Insofern ist The Melody At Night, With You ebenso konsequent wie ungewöhnlich. Einerseits widmet sich der inzwischen 54jährige Pianist und Komponist aus Allentown, Pennsylvania, auf seinem Solo-Album bekannten Melodien des Great American Songbook, die er im vergangenen Winter mit kammermusikalischer Intimität in seinem Studio in New Jersey archiviert hat. Auf der anderen Seite aber verzichtet er auf die früheren Demonstrationen pianistischer Artistik. Seine Gershwin- oder Jerome Kern-Impressionen sind verhaltene Meditationen, die mit quasi-klassischer Transparenz und pointierter Detailfreude die wirkungsvolle Reduktion der musikalischen Vorlagen ausloten. So entsteht eine Sammlung zehn feinsinniger Albumblätter, die Jarrett als geläuterten Modernisten präsentiert. Denn die frühere Redundanz der Töne verwandelt sich in eine komprimierte Klangaussage und der Heißsporn der Improvisation wird zum Verehrer der Klarheit. Das beste Jarrett-Album seit langem. --Ralf Dombrowski

Rezension

Sehr eigen: Keith Jarrett verzichtet darauf, George Gershwins "I Loves You Porgy" als Ausgangspunkt zu einem furiosen Feuerwerk zu nehmen.

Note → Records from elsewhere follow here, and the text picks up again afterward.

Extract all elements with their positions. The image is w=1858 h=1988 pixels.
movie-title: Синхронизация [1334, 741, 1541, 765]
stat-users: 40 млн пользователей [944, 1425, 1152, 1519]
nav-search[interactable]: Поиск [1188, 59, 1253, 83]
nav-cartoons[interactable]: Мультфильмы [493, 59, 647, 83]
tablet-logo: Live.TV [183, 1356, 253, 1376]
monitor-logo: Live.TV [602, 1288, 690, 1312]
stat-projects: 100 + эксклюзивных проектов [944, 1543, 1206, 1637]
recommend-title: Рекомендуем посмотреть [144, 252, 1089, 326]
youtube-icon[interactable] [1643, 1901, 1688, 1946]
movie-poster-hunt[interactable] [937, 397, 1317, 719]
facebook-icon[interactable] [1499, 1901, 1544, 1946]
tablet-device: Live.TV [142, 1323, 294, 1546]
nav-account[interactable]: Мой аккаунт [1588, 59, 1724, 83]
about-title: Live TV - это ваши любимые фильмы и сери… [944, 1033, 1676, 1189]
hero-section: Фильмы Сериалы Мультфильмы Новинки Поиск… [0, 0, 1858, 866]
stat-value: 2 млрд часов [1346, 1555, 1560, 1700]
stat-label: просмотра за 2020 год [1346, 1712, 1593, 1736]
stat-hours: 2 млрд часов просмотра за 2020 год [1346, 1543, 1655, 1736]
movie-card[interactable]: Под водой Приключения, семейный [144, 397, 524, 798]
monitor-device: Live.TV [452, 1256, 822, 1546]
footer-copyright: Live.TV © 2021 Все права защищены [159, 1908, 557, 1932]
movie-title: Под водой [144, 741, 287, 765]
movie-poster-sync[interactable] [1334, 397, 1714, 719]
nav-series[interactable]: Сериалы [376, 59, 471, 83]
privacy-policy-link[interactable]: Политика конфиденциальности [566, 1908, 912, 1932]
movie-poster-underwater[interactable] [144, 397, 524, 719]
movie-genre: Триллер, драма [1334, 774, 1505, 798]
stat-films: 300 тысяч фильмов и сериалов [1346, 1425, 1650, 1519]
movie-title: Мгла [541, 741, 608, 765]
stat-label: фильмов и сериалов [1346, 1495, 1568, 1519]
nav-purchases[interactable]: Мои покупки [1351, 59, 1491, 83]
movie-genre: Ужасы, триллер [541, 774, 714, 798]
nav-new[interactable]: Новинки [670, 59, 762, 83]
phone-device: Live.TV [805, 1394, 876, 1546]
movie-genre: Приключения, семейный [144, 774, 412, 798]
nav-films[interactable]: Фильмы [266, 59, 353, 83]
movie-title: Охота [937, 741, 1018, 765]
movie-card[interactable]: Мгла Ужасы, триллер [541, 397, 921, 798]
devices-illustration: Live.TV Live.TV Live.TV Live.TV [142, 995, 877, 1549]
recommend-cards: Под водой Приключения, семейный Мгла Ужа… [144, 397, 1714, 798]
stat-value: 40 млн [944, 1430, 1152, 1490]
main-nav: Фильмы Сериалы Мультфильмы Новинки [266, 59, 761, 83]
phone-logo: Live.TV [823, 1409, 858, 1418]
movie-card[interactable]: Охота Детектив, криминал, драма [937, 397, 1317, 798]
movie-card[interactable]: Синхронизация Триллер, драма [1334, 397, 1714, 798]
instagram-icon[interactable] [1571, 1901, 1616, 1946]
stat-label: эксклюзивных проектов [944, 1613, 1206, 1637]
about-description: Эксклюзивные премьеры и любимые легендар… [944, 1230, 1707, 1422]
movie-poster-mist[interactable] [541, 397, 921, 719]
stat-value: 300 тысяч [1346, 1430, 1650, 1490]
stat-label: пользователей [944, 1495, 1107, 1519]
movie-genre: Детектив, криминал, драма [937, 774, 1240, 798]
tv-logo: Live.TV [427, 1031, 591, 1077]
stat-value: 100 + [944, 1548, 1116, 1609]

Der Piano-Virtuose spielt die Melodie, flicht gerade mal einige Töne mit der linken Hand ein, die eher unterstützen als begleiten, mehr passiert nicht. So klangschön, langsam und reduziert hat schon lange keiner mehr den modernen Opern-Klassiker zum Klingen gebracht. Ähnlich langsam und bedächtig gestaltet Jarrett alle zehn Standards auf seiner Solo-CD. Wie die Dichter der japanischen Haikus holt er die Quintessenz aus dem Thema - und drückt damit mehr aus, als die meisten großorchestralen Fassungen könnten. Ob diese Konzentration auf das Wesentliche Jarretts persönliches Schicksal widerspiegelt? Seit Herbst 1996 leidet das einstige Wunderkind am "chronic fatique syndrome", einem chronischen Ermüdungszustand. Monatelang konnte der Musiker nicht einmal üben. Inzwischen ist er dank intensiver ärztlicher Hilfe so weit, dass er sogar gelegentlich wieder auftreten kann. "The Melody At Night, With You" hat Jarrett seiner Frau Rose Anne gewidmet, eine Liebeserklärung in zehn Teilen, von denen jeder einzelne eine klingende Insel der Schönheit, Zärtlichkeit und Hoffnung ist.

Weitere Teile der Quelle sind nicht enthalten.